Charlatões – Jordan também não mede palavras quando se trata de falar sobre charlatanismo. Ele admite que há quem use a fé alheia para favorecimento próprio e dá algumas dicas para que as pessoas saibam identificar os enganadores. Os santos não baixam na hora que a pessoa quer; eles vêm em horários e dias determinados. Até pequenas coisas, como sujeira, indicam que a casa não é de respeito. “Se você entrar numa casa de santo que é suja, sai fora. Os santos gostam de limpeza”, diz.

Sacrifício de corpos – Jordan também defende o fim da imagem dos pais de santo como pessoas incultas, que chamam palavrões, fumam charuto e vivem com uma garrafa de cachaça no braço. “Isso é coisa do passado”, e põe por terra a necessidade de sacrificar animais. “Na Grécia e na África, há muito tempo, eles faziam sacrifício de corpos humanos, depois passaram para sacrifício de animais e hoje em dia tem ervas, folha, que o sumo dela é como se fosse um sangue vegetal e que pode ser oferecido aos santos. Isso também está na hora de acabar. O orixá aceita o ‘sangue vegetal’”, explica. “E uma questão de consciência e evolução”, diz.

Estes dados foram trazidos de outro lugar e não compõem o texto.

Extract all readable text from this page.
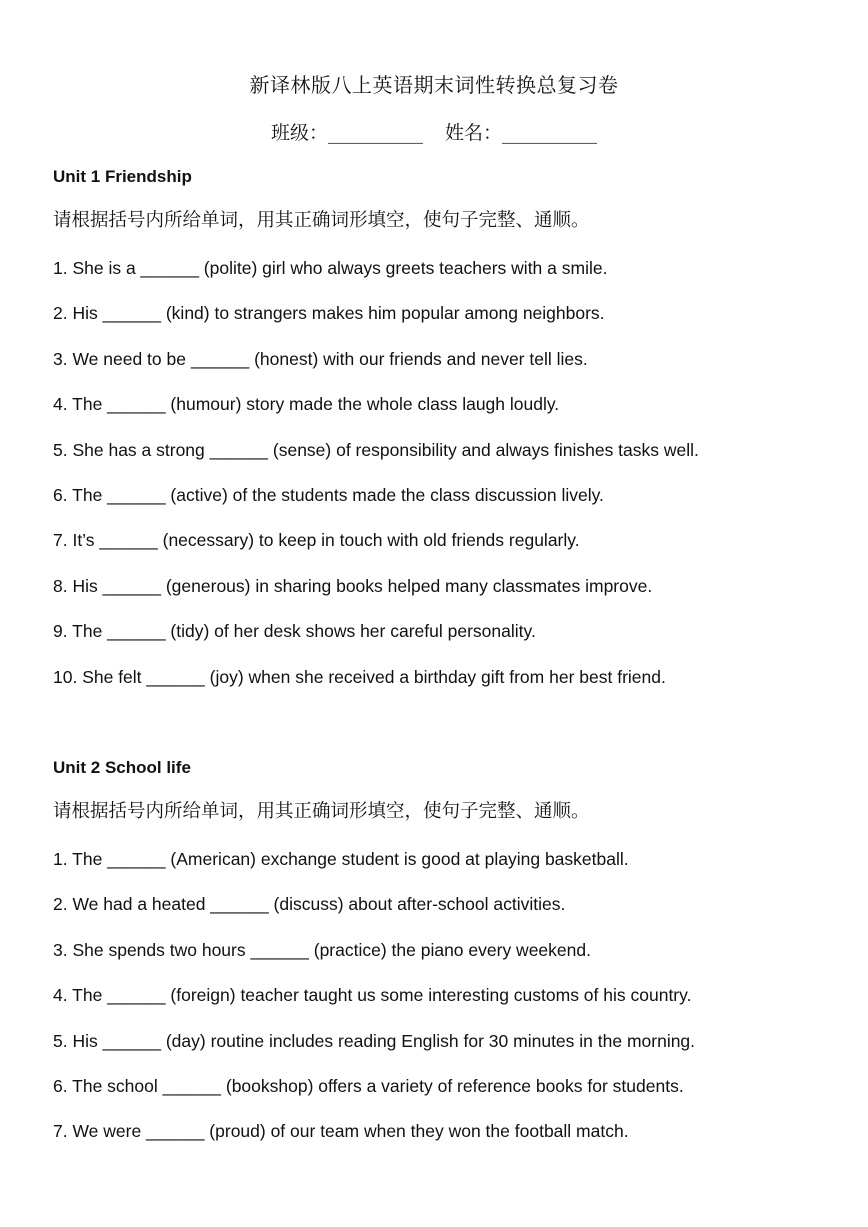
新译林版八上英语期末词性转换总复习卷
班级：__________ 姓名：__________
Unit 1 Friendship
请根据括号内所给单词，用其正确词形填空，使句子完整、通顺。
1. She is a ______ (polite) girl who always greets teachers with a smile.
2. His ______ (kind) to strangers makes him popular among neighbors.
3. We need to be ______ (honest) with our friends and never tell lies.
4. The ______ (humour) story made the whole class laugh loudly.
5. She has a strong ______ (sense) of responsibility and always finishes tasks well.
6. The ______ (active) of the students made the class discussion lively.
7. It’s ______ (necessary) to keep in touch with old friends regularly.
8. His ______ (generous) in sharing books helped many classmates improve.
9. The ______ (tidy) of her desk shows her careful personality.
10. She felt ______ (joy) when she received a birthday gift from her best friend.
Unit 2 School life
请根据括号内所给单词，用其正确词形填空，使句子完整、通顺。
1. The ______ (American) exchange student is good at playing basketball.
2. We had a heated ______ (discuss) about after-school activities.
3. She spends two hours ______ (practice) the piano every weekend.
4. The ______ (foreign) teacher taught us some interesting customs of his country.
5. His ______ (day) routine includes reading English for 30 minutes in the morning.
6. The school ______ (bookshop) offers a variety of reference books for students.
7. We were ______ (proud) of our team when they won the football match.
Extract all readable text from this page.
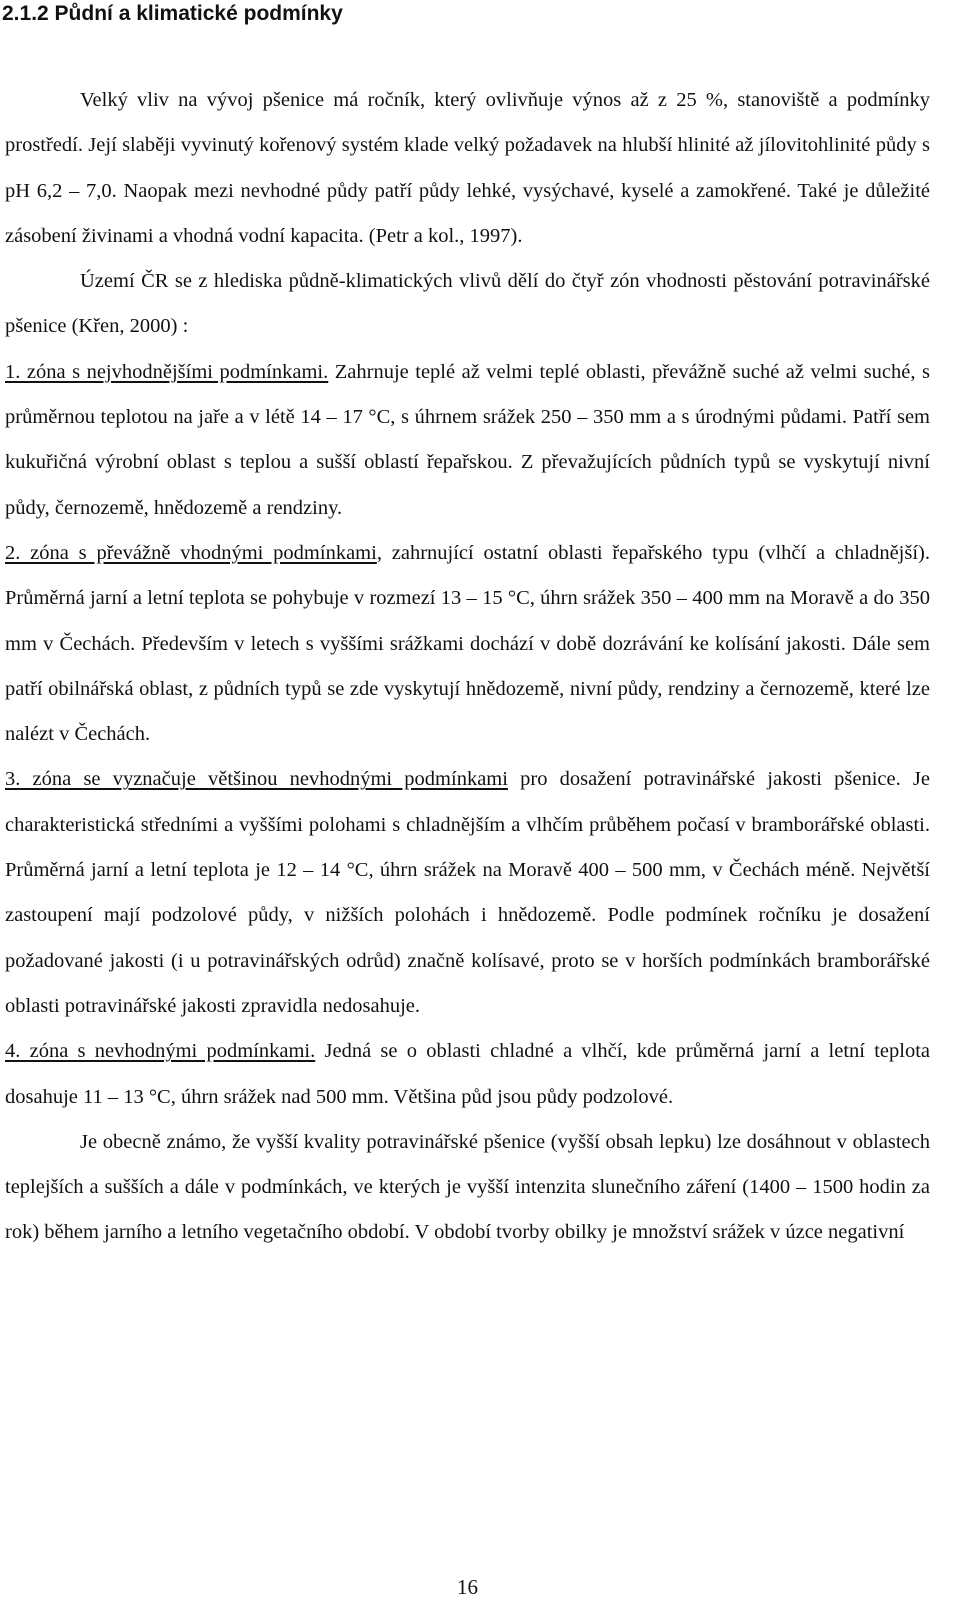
2.1.2 Půdní a klimatické podmínky

Velký vliv na vývoj pšenice má ročník, který ovlivňuje výnos až z 25 %, stanoviště a podmínky prostředí. Její slaběji vyvinutý kořenový systém klade velký požadavek na hlubší hlinité až jílovitohlinité půdy s pH 6,2 – 7,0. Naopak mezi nevhodné půdy patří půdy lehké, vysýchavé, kyselé a zamokřené. Také je důležité zásobení živinami a vhodná vodní kapacita. (Petr a kol., 1997).

Území ČR se z hlediska půdně-klimatických vlivů dělí do čtyř zón vhodnosti pěstování potravinářské pšenice (Křen, 2000) :

1. zóna s nejvhodnějšími podmínkami. Zahrnuje teplé až velmi teplé oblasti, převážně suché až velmi suché, s průměrnou teplotou na jaře a v létě 14 – 17 °C, s úhrnem srážek 250 – 350 mm a s úrodnými půdami. Patří sem kukuřičná výrobní oblast s teplou a sušší oblastí řepařskou. Z převažujících půdních typů se vyskytují nivní půdy, černozemě, hnědozemě a rendziny.

2. zóna s převážně vhodnými podmínkami, zahrnující ostatní oblasti řepařského typu (vlhčí a chladnější). Průměrná jarní a letní teplota se pohybuje v rozmezí 13 – 15 °C, úhrn srážek 350 – 400 mm na Moravě a do 350 mm v Čechách. Především v letech s vyššími srážkami dochází v době dozrávání ke kolísání jakosti. Dále sem patří obilnářská oblast, z půdních typů se zde vyskytují hnědozemě, nivní půdy, rendziny a černozemě, které lze nalézt v Čechách.

3. zóna se vyznačuje většinou nevhodnými podmínkami pro dosažení potravinářské jakosti pšenice. Je charakteristická středními a vyššími polohami s chladnějším a vlhčím průběhem počasí v bramborářské oblasti. Průměrná jarní a letní teplota je 12 – 14 °C, úhrn srážek na Moravě 400 – 500 mm, v Čechách méně. Největší zastoupení mají podzolové půdy, v nižších polohách i hnědozemě. Podle podmínek ročníku je dosažení požadované jakosti (i u potravinářských odrůd) značně kolísavé, proto se v horších podmínkách bramborářské oblasti potravinářské jakosti zpravidla nedosahuje.

4. zóna s nevhodnými podmínkami. Jedná se o oblasti chladné a vlhčí, kde průměrná jarní a letní teplota dosahuje 11 – 13 °C, úhrn srážek nad 500 mm. Většina půd jsou půdy podzolové.

Je obecně známo, že vyšší kvality potravinářské pšenice (vyšší obsah lepku) lze dosáhnout v oblastech teplejších a sušších a dále v podmínkách, ve kterých je vyšší intenzita slunečního záření (1400 – 1500 hodin za rok) během jarního a letního vegetačního období. V období tvorby obilky je množství srážek v úzce negativní

16
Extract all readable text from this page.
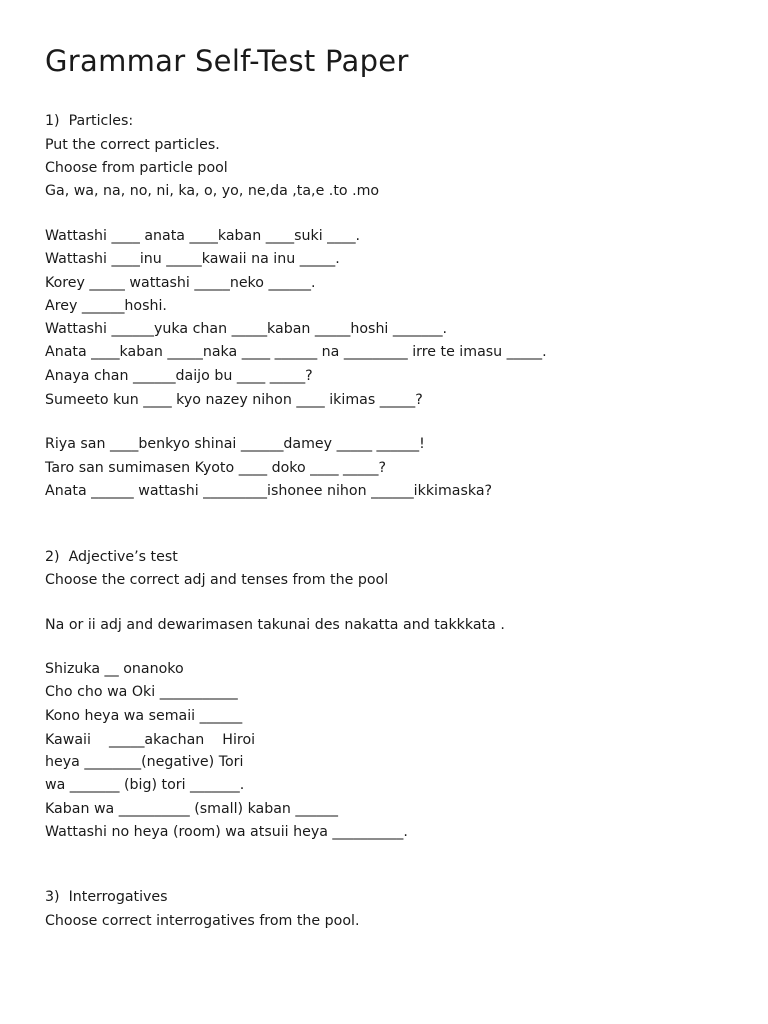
Grammar Self-Test Paper

1)  Particles:

Put the correct particles.

Choose from particle pool

Ga, wa, na, no, ni, ka, o, yo, ne,da ,ta,e .to .mo

Wattashi ____ anata ____kaban ____suki ____.

Wattashi ____inu _____kawaii na inu _____.

Korey _____ wattashi _____neko ______.

Arey ______hoshi.

Wattashi ______yuka chan _____kaban _____hoshi _______.

Anata ____kaban _____naka ____ ______ na _________ irre te imasu _____.

Anaya chan ______daijo bu ____ _____?

Sumeeto kun ____ kyo nazey nihon ____ ikimas _____?

Riya san ____benkyo shinai ______damey _____ ______!

Taro san sumimasen Kyoto ____ doko ____ _____?

Anata ______ wattashi _________ishonee nihon ______ikkimaska?

2)  Adjective’s test

Choose the correct adj and tenses from the pool

Na or ii adj and dewarimasen takunai des nakatta and takkkata .

Shizuka __ onanoko

Cho cho wa Oki ___________

Kono heya wa semaii ______

Kawaii    _____akachan    Hiroi

heya ________(negative) Tori

wa _______ (big) tori _______.

Kaban wa __________ (small) kaban ______

Wattashi no heya (room) wa atsuii heya __________.

3)  Interrogatives

Choose correct interrogatives from the pool.
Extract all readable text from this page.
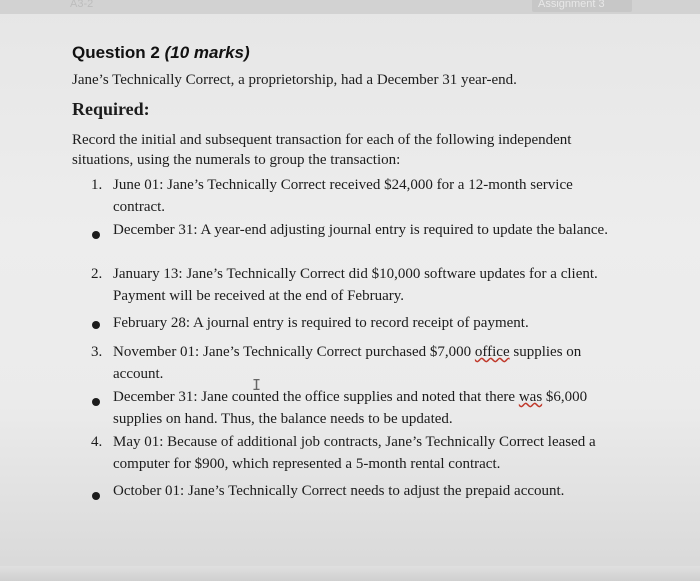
A3-2	Assignment 3
Question 2 (10 marks)
Jane’s Technically Correct, a proprietorship, had a December 31 year-end.
Required:
Record the initial and subsequent transaction for each of the following independent situations, using the numerals to group the transaction:
1. June 01: Jane’s Technically Correct received $24,000 for a 12-month service contract.
December 31: A year-end adjusting journal entry is required to update the balance.
2. January 13: Jane’s Technically Correct did $10,000 software updates for a client. Payment will be received at the end of February.
February 28: A journal entry is required to record receipt of payment.
3. November 01: Jane’s Technically Correct purchased $7,000 office supplies on account.
I
December 31: Jane counted the office supplies and noted that there was $6,000 supplies on hand. Thus, the balance needs to be updated.
4. May 01: Because of additional job contracts, Jane’s Technically Correct leased a computer for $900, which represented a 5-month rental contract.
October 01: Jane’s Technically Correct needs to adjust the prepaid account.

Evolução também é a palavra de ordem do candomblé nos Estados Unidos, atualmente. A religião está começando a se popularizar no país, dentro da comunidade brasileira. Somente no seu centro religioso cerca de 2.500 pessoas buscam ajuda, por ano, sem contar os seguidores da casa, que se reúnem periodicamente.

Entenda a religião

Orixás – Orixás são elementos da natureza, cada orixá representa uma força da natureza. Quando cultuam os orixás, eles estão cultuando as forças elementares oriundas da água, da terra, do ar, do fogo, etc. Essa forças em equilíbrio produzem uma enorme energia (axé), que auxilia as pessoas no dia a dia. Quando adoram deuses, os membros da religião estão adorando as forças da natureza, forças essas pertencentes à criação do grande pai “Ólorum” (Deus supremo). Os filhos de santo aprendem a sentir e a manipular essas energias individualmente através de cada orixá. Os filhos nascidos sobre a influência do orixá detêm mais energia do seu influente do que os filhos de outros orixás. Os orixás são equivalentes africanos aos deuses da mitologia grega. Cada orixá teve sua passagem pela terra e após atos heróicos, ou divinos, partiram da Terra deixando legados de sabedoria e sensibilidade aos seus filhos. Esses poderes são usados para auxiliar as pessoas no seu cotidiano, segundo a teoria da religião.

Candomblé – O Candomblé nasceu, no Brasil, da necessidade dos negros escravos em realizar seus rituais religiosos que no princípio eram proibidos pelos senhores de escravos. E, para burlar essa proibição, os negros faziam seus assentamentos e os escondiam em buracos no chão ou nas paredes. Eles dançavam para os orixás e diziam que estavam cantando e dançando em homenagem a santos católicos. Com o fim da escravidão, o Candomblé foi aceito como religião, com a liberdade de culto garantida pela Constituição Brasileira.

Umbanda – A Umbanda é a mistura do Culto aos Orixás, do Catolicismo e do Kardecismo, resultando numa religião brasileira, hoje em dia exportada para os países vizinhos, principalmente os do Cone Sul, como Argentina, Paraguai e Uruguai, onde existem até confederações de Umbanda.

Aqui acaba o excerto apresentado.